A “PONTAPÉ”, é disso que vamos falar, não daquela expressão, intimidativa, arrogante, que nos embaraçava, nos metia medo, mas de algo que nos faça passar um bom tempo, nos faça ser jovens outra vez, aventureiros, deixando por alguns instantes a guerra, as emboscadas, os camuflados rotos e sujos de sangue, a terra vermelha, os abrigos do Olossato, todos aqueles pormenores, alguns horrorosos, outros assim-assim, outros onde, entre outras coisas, o cigarro e o álcool que nos faziam andar por ali, a G-3 era a nossa namorada, adorável companheira, às vezes acordávamos pela madrugada, parecendo até que éramos pessoas, humanos e, sabíamos ler, escrever, que o norte era para aquele lado, mas a Europa era para o lado da cidade de Bissau.
Lá em Mansoa havia a ponte que tinha um arco de cada lado, onde se faziam apostas, cujo prémio, às vezes era um maço de cigarros, em quem era capaz de atravessar esse arco, caminhando e batendo palmas, ao mesmo tempo. Havia alguns que com certa coragem, começavam, quando chegavam ao meio e a superfície era a descer, voltavam as costas e às vezes vinham de joelhos. Havia só um militar, que era o “Marafado”, que atravessava todo o arco, fazendo o pino, ou seja, caminhando com as mãos, mas a troco de uma cerveja ou de um maço de cigarros “Três Vintes”, ele dizia que tinha trabalhado num circo.

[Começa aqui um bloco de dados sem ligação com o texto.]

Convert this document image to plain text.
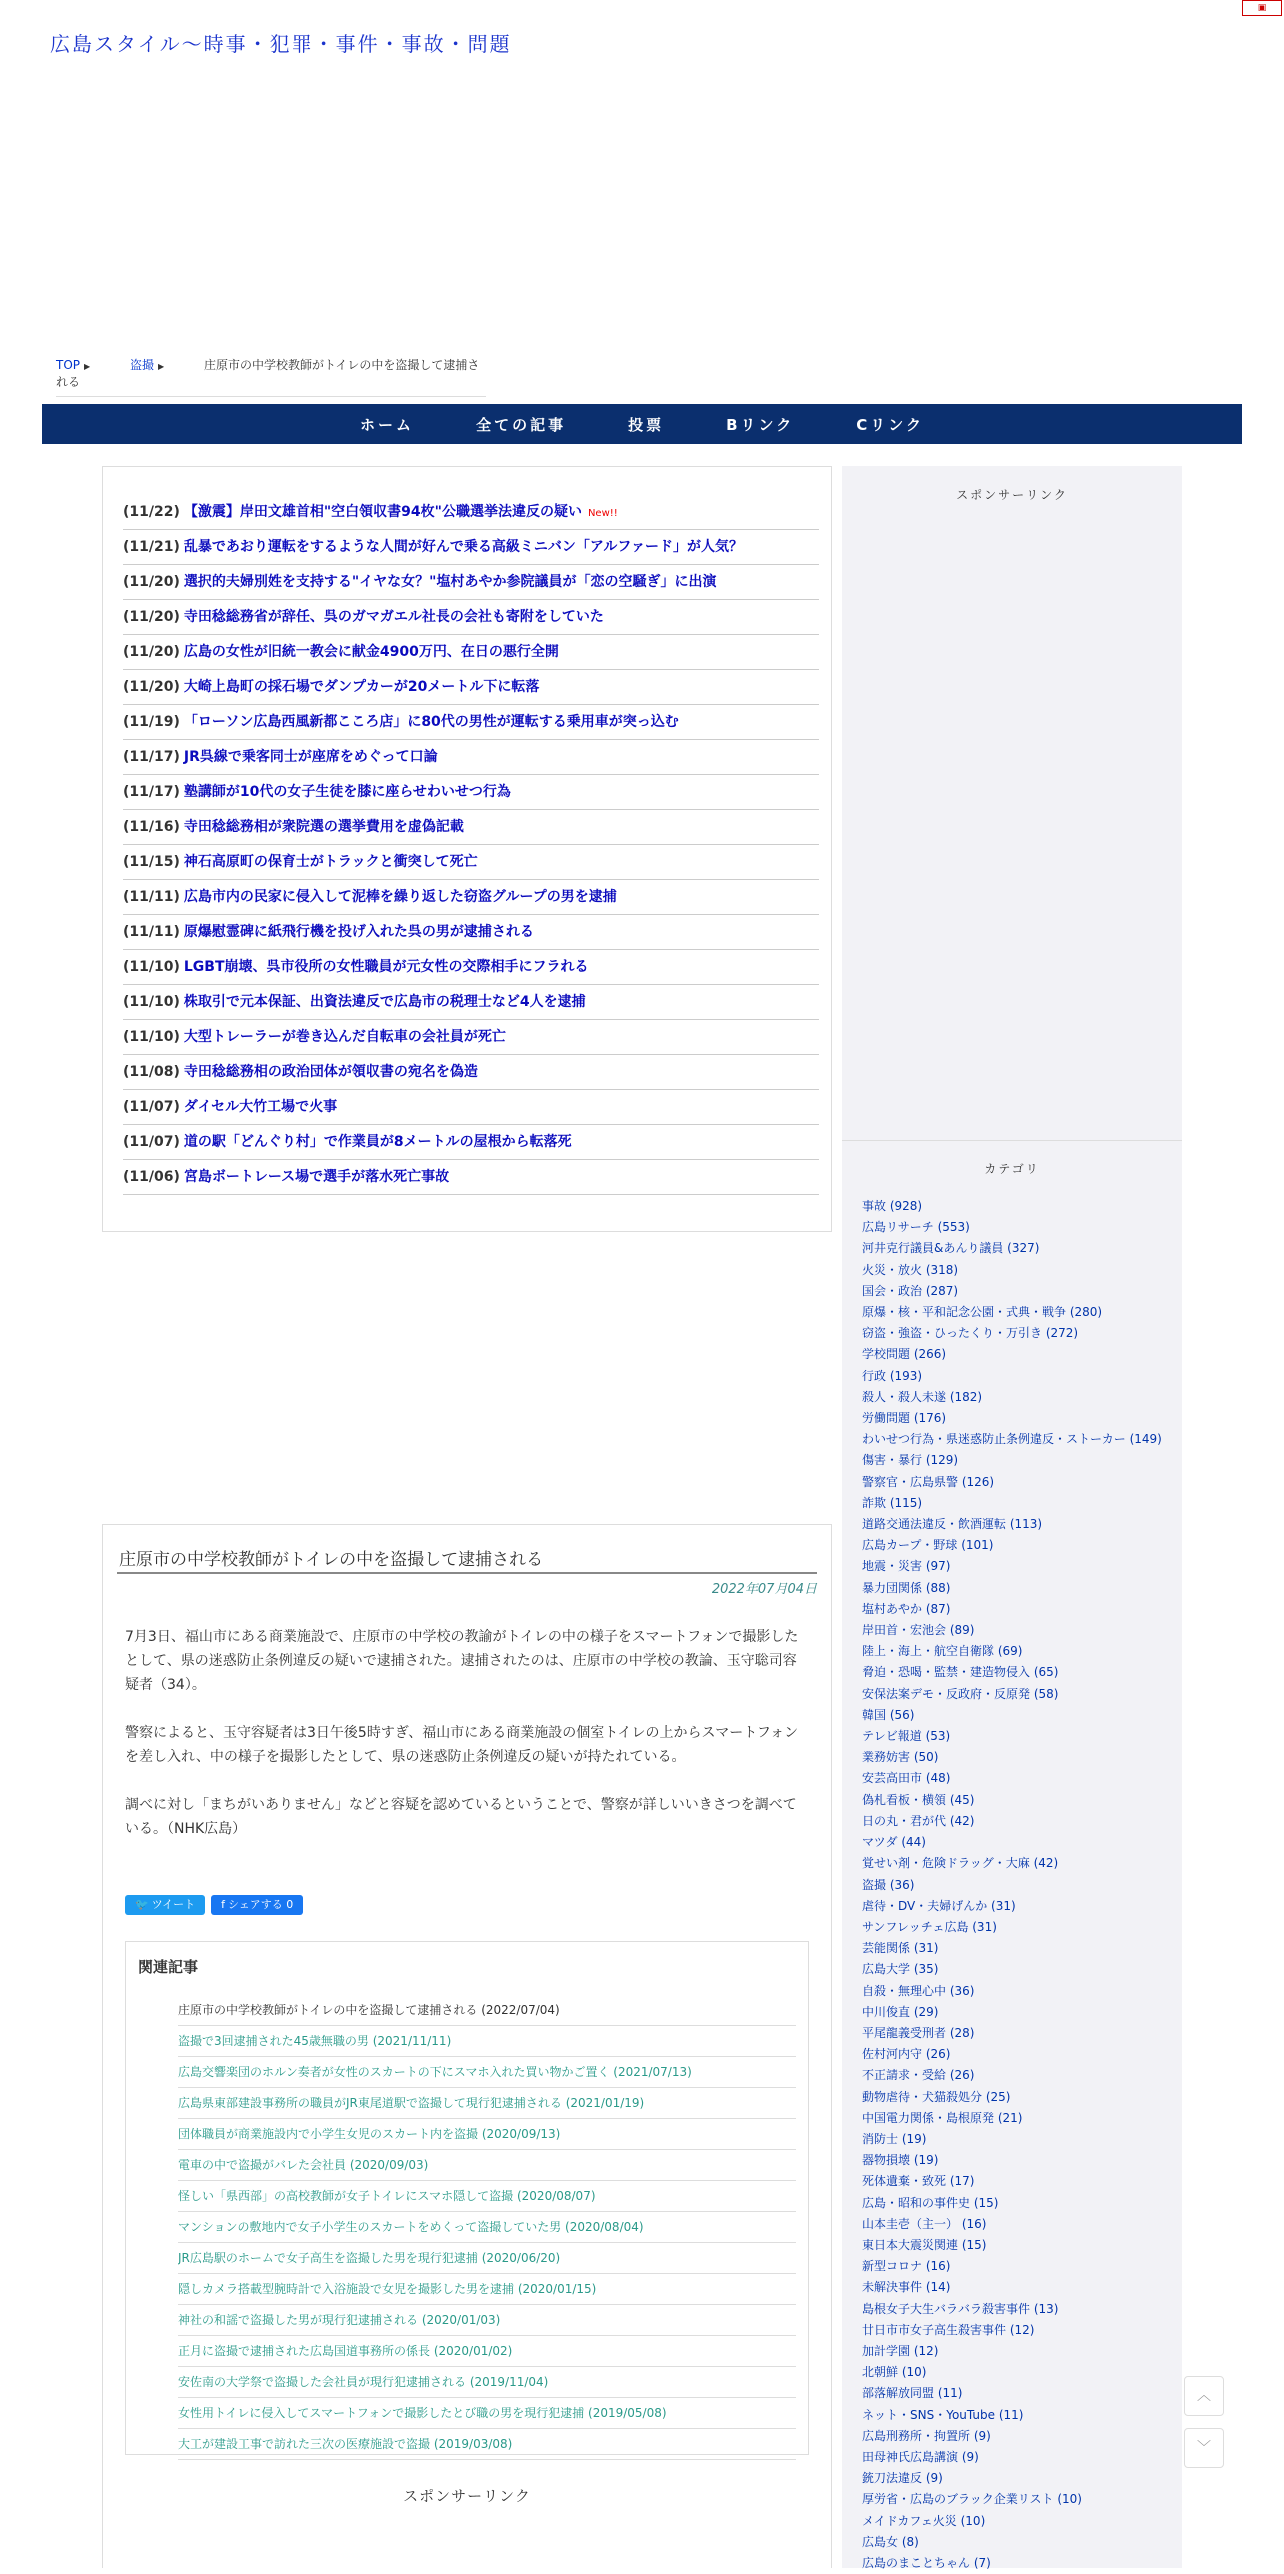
広島スタイル～時事・犯罪・事件・事故・問題
▣
TOP ▶	盗撮 ▶	庄原市の中学校教師がトイレの中を盗撮して逮捕される
ホーム	全ての記事	投票	Bリンク	Cリンク
(11/22) 【激震】岸田文雄首相"空白領収書94枚"公職選挙法違反の疑い New!!
(11/21) 乱暴であおり運転をするような人間が好んで乗る高級ミニバン「アルファード」が人気？
(11/20) 選択的夫婦別姓を支持する"イヤな女？"塩村あやか参院議員が「恋の空騒ぎ」に出演
(11/20) 寺田稔総務省が辞任、呉のガマガエル社長の会社も寄附をしていた
(11/20) 広島の女性が旧統一教会に献金4900万円、在日の悪行全開
(11/20) 大崎上島町の採石場でダンプカーが20メートル下に転落
(11/19) 「ローソン広島西風新都こころ店」に80代の男性が運転する乗用車が突っ込む
(11/17) JR呉線で乗客同士が座席をめぐって口論
(11/17) 塾講師が10代の女子生徒を膝に座らせわいせつ行為
(11/16) 寺田稔総務相が衆院選の選挙費用を虚偽記載
(11/15) 神石高原町の保育士がトラックと衝突して死亡
(11/11) 広島市内の民家に侵入して泥棒を繰り返した窃盗グループの男を逮捕
(11/11) 原爆慰霊碑に紙飛行機を投げ入れた呉の男が逮捕される
(11/10) LGBT崩壊、呉市役所の女性職員が元女性の交際相手にフラれる
(11/10) 株取引で元本保証、出資法違反で広島市の税理士など4人を逮捕
(11/10) 大型トレーラーが巻き込んだ自転車の会社員が死亡
(11/08) 寺田稔総務相の政治団体が領収書の宛名を偽造
(11/07) ダイセル大竹工場で火事
(11/07) 道の駅「どんぐり村」で作業員が8メートルの屋根から転落死
(11/06) 宮島ボートレース場で選手が落水死亡事故
スポンサーリンク
カテゴリ
事故 (928)
広島リサーチ (553)
河井克行議員&あんり議員 (327)
火災・放火 (318)
国会・政治 (287)
原爆・核・平和記念公園・式典・戦争 (280)
窃盗・強盗・ひったくり・万引き (272)
学校問題 (266)
行政 (193)
殺人・殺人未遂 (182)
労働問題 (176)
わいせつ行為・県迷惑防止条例違反・ストーカー (149)
傷害・暴行 (129)
警察官・広島県警 (126)
詐欺 (115)
道路交通法違反・飲酒運転 (113)
広島カープ・野球 (101)
地震・災害 (97)
暴力団関係 (88)
塩村あやか (87)
岸田首・宏池会 (89)
陸上・海上・航空自衛隊 (69)
脅迫・恐喝・監禁・建造物侵入 (65)
安保法案デモ・反政府・反原発 (58)
韓国 (56)
テレビ報道 (53)
業務妨害 (50)
安芸高田市 (48)
偽札看板・横領 (45)
日の丸・君が代 (42)
マツダ (44)
覚せい剤・危険ドラッグ・大麻 (42)
盗撮 (36)
虐待・DV・夫婦げんか (31)
サンフレッチェ広島 (31)
芸能関係 (31)
広島大学 (35)
自殺・無理心中 (36)
中川俊直 (29)
平尾龍義受刑者 (28)
佐村河内守 (26)
不正請求・受給 (26)
動物虐待・犬猫殺処分 (25)
中国電力関係・島根原発 (21)
消防士 (19)
器物損壊 (19)
死体遺棄・致死 (17)
広島・昭和の事件史 (15)
山本圭壱（主一） (16)
東日本大震災関連 (15)
新型コロナ (16)
未解決事件 (14)
島根女子大生バラバラ殺害事件 (13)
廿日市市女子高生殺害事件 (12)
加計学園 (12)
北朝鮮 (10)
部落解放同盟 (11)
ネット・SNS・YouTube (11)
広島刑務所・拘置所 (9)
田母神氏広島講演 (9)
銃刀法違反 (9)
厚労省・広島のブラック企業リスト (10)
メイドカフェ火災 (10)
広島女 (8)
広島のまことちゃん (7)
庄原市の中学校教師がトイレの中を盗撮して逮捕される
2022年07月04日

7月3日、福山市にある商業施設で、庄原市の中学校の教諭がトイレの中の様子をスマートフォンで撮影したとして、県の迷惑防止条例違反の疑いで逮捕された。逮捕されたのは、庄原市の中学校の教論、玉守聡司容疑者（34）。

警察によると、玉守容疑者は3日午後5時すぎ、福山市にある商業施設の個室トイレの上からスマートフォンを差し入れ、中の様子を撮影したとして、県の迷惑防止条例違反の疑いが持たれている。

調べに対し「まちがいありません」などと容疑を認めているということで、警察が詳しいいきさつを調べている。（NHK広島）

🐦 ツイート	f シェアする 0
関連記事
• 庄原市の中学校教師がトイレの中を盗撮して逮捕される (2022/07/04)
• 盗撮で3回逮捕された45歳無職の男 (2021/11/11)
• 広島交響楽団のホルン奏者が女性のスカートの下にスマホ入れた買い物かご置く (2021/07/13)
• 広島県東部建設事務所の職員がJR東尾道駅で盗撮して現行犯逮捕される (2021/01/19)
• 団体職員が商業施設内で小学生女児のスカート内を盗撮 (2020/09/13)
• 電車の中で盗撮がバレた会社員 (2020/09/03)
• 怪しい「県西部」の高校教師が女子トイレにスマホ隠して盗撮 (2020/08/07)
• マンションの敷地内で女子小学生のスカートをめくって盗撮していた男 (2020/08/04)
• JR広島駅のホームで女子高生を盗撮した男を現行犯逮捕 (2020/06/20)
• 隠しカメラ搭載型腕時計で入浴施設で女児を撮影した男を逮捕 (2020/01/15)
• 神社の和謡で盗撮した男が現行犯逮捕される (2020/01/03)
• 正月に盗撮で逮捕された広島国道事務所の係長 (2020/01/02)
• 安佐南の大学祭で盗撮した会社員が現行犯逮捕される (2019/11/04)
• 女性用トイレに侵入してスマートフォンで撮影したとび職の男を現行犯逮捕 (2019/05/08)
• 大工が建設工事で訪れた三次の医療施設で盗撮 (2019/03/08)
スポンサーリンク
︿
﹀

Havia a ponte velha, ao lado, que era a nossa preferida, assim como de outros militares que queriam alguma paz, onde se passavam horas, sentados, fumando, pensando na aldeia, atrás da montanha em Portugal, apreciando a área alagadiça, quando da maré cheia, com alguns pelicanos descendo o rio, mergulhando o pescoço na procura de algum peixe.
Muitos de nós conheciam essa ponte, pelo menos os combatentes estacionados na zona do Oio e, pelo menos nós, sempre considerámos a verdadeira “porta de entrada na zona de guerra”, mas agora vamos viajar, vamos atravessar a “Golden Gate Bridge”, que é aquela ponte que aparece muitas vezes nos filmes e na televisão, na cidade de São Francisco, na Califórnia.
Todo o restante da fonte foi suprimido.